Né à Italica (aujourd'hui Séville),
Hadrien fut empereur romain de 117
à 138. Il fut adopté par
Trajan,
son cousin, à la mort de son père en 85.
Élevé
à Rome, il occupa plusieurs postes civils et militaires
jusqu’à ce que Trajan devienne empereur en 98.
À la mort de ce dernier, en 117,
il fut proclamé empereur par l’armée ; en
dépit de la méfiance du Sénat et du complot dit «des
quatre consulaires», promptement réprimé quelque temps
après.
Abandonnant
la politique expansionniste de ses prédécesseurs;
Il mit un terme à l’expansion de l’Empire
et retourna dans les limites fixées par
Auguste. Il entreprit de fortifier les frontières de l'Empire (mur
d'Hadrien en Écosse, ou mur
des Pictes) et régna en despote éclairé, cherchant à réaliser
l'unité romaine. Hadrien se résolut à abandonner
les provinces les plus éloignées, limitant donc les frontières de l’empire aux possessions de
l’époque d’Auguste.
Excellent
administrateur, il promulgua l'édit perpétuel
de Salvius Julianus, codification du droit prétorien, et
fit exécuter de nombreux travaux. Sous son règne, une révolte
des Juifs (dirigés par Bar Kokhba) en 132-135 fut durement réprimée.
Il se fit élever à Rome un mausolée (aujourd'hui château Saint-Ange),
qui, comme le temple de Zeus à Athènes et la villa Hadriana à
Tibur, témoigne du néoclassicisme qu'il favorisa en
architecture. Il fit aussi construire à Rome l’Athenaeum, le Panthéon.

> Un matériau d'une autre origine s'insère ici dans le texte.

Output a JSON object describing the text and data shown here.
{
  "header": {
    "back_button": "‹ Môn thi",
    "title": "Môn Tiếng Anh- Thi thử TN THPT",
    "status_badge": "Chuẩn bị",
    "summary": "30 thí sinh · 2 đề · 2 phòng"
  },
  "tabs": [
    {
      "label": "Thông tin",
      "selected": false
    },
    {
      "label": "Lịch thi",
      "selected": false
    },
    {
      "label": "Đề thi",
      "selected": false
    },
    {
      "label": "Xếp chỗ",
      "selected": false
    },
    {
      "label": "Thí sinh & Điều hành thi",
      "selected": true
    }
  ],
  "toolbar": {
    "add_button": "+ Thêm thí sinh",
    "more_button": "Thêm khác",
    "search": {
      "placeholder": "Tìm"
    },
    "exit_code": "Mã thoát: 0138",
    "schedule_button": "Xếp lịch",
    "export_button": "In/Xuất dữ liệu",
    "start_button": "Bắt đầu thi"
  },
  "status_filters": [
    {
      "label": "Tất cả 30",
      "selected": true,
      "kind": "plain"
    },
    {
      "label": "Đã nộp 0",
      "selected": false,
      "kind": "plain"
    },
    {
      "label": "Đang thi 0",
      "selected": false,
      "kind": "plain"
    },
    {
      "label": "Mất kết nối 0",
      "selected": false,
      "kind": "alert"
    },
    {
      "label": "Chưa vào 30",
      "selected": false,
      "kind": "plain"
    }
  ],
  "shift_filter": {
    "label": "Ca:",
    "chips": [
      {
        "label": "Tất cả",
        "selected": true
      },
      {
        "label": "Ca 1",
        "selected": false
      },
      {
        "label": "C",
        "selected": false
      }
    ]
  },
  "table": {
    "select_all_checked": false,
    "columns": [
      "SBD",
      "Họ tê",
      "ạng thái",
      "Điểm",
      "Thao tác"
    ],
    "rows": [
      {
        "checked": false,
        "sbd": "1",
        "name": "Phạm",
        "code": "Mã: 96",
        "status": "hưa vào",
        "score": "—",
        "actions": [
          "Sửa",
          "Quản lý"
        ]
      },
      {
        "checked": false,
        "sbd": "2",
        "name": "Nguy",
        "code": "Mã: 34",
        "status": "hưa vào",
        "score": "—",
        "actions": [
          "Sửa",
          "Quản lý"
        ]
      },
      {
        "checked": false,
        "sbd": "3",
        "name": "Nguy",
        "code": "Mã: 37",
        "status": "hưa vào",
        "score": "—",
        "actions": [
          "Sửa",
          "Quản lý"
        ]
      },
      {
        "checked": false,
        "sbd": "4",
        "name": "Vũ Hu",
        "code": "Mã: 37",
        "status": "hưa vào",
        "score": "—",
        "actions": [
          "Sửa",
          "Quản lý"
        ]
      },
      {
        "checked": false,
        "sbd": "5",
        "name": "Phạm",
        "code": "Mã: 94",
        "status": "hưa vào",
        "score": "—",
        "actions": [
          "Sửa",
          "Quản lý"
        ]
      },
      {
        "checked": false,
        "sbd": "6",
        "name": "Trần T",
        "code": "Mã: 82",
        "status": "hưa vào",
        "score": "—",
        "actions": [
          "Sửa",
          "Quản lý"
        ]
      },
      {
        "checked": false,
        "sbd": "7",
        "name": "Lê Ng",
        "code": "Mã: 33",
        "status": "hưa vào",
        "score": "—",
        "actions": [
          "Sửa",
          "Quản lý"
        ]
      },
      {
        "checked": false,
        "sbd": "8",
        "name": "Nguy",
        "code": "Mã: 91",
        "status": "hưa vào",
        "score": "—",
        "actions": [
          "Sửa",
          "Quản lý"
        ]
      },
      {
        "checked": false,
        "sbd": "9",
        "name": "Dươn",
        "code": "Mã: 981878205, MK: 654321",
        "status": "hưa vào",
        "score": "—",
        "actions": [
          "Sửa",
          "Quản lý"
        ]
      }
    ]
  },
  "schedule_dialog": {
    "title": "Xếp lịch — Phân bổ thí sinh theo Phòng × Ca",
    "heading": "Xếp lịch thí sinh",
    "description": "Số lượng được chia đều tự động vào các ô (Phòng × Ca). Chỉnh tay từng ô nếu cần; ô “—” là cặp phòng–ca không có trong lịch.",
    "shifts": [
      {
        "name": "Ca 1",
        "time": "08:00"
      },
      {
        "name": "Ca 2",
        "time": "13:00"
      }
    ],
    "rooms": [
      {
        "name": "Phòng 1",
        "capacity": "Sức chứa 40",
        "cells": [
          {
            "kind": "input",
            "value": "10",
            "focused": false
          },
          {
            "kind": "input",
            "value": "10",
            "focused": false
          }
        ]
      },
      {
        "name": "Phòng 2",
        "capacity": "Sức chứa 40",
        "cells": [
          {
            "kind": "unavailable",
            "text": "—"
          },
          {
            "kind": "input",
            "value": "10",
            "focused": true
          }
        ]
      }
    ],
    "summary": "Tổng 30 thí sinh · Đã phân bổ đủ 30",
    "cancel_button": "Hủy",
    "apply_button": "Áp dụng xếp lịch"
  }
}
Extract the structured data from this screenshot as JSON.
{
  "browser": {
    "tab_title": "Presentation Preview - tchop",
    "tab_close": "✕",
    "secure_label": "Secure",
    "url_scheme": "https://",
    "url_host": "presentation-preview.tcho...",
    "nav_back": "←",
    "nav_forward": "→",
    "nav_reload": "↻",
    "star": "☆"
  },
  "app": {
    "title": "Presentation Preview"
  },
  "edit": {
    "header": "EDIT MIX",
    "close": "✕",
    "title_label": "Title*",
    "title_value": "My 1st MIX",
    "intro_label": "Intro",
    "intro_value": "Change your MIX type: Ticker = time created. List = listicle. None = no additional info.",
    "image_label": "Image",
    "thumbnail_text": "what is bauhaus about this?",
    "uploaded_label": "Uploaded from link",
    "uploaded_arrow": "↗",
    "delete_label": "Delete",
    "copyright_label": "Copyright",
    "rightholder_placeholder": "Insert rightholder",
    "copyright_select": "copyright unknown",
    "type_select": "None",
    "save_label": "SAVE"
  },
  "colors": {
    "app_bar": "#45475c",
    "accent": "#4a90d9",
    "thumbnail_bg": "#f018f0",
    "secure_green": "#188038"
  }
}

À Tivoli, la villa Hadrien, magnifique ensemble de bâtiments
à l’architecture raffinée, abrite les statues qu’il
commanda à des sculpteurs grecs, et qui sont des répliques des
sculptures de l’art athénien à son apogée.
Ce
voyageur infatigable, après trois périples, revient à Rome,
solitaire, ayant perdu son épouse et son favori Antinoüs, noyé
dans le Nil. En fin de vie son caractère s’est aigri.
Souffrant d’une sorte de maladie de la persécution, il se
croit entouré de conspirateurs et fait
assassiner des sénateurs innocents. Mais il retrouve sa
lucidité pour adopter, en 138, quelques mois avant sa mort, Antonin
le Pieux (son mariage avec Sabine, fille d’une nièce
de
Trajan,
était resté stérile. Non content de former son esprit aux diverses disciplines
intellectuelles et artistiques, il pratique tous les sports,
faisant sien l’adage mens sana in
corpore sano (un
esprit sain dans un corps sain).
Son
règne coïncida avec l'apogée du «siècle
des Antonins».
Hadrien
passa les dernières années de sa vie entre Rome et son palais
de Tibur (aujourd’hui Tivoli). Il mourut à Baïes le 10 juillet 138 et Antonin lui succéda.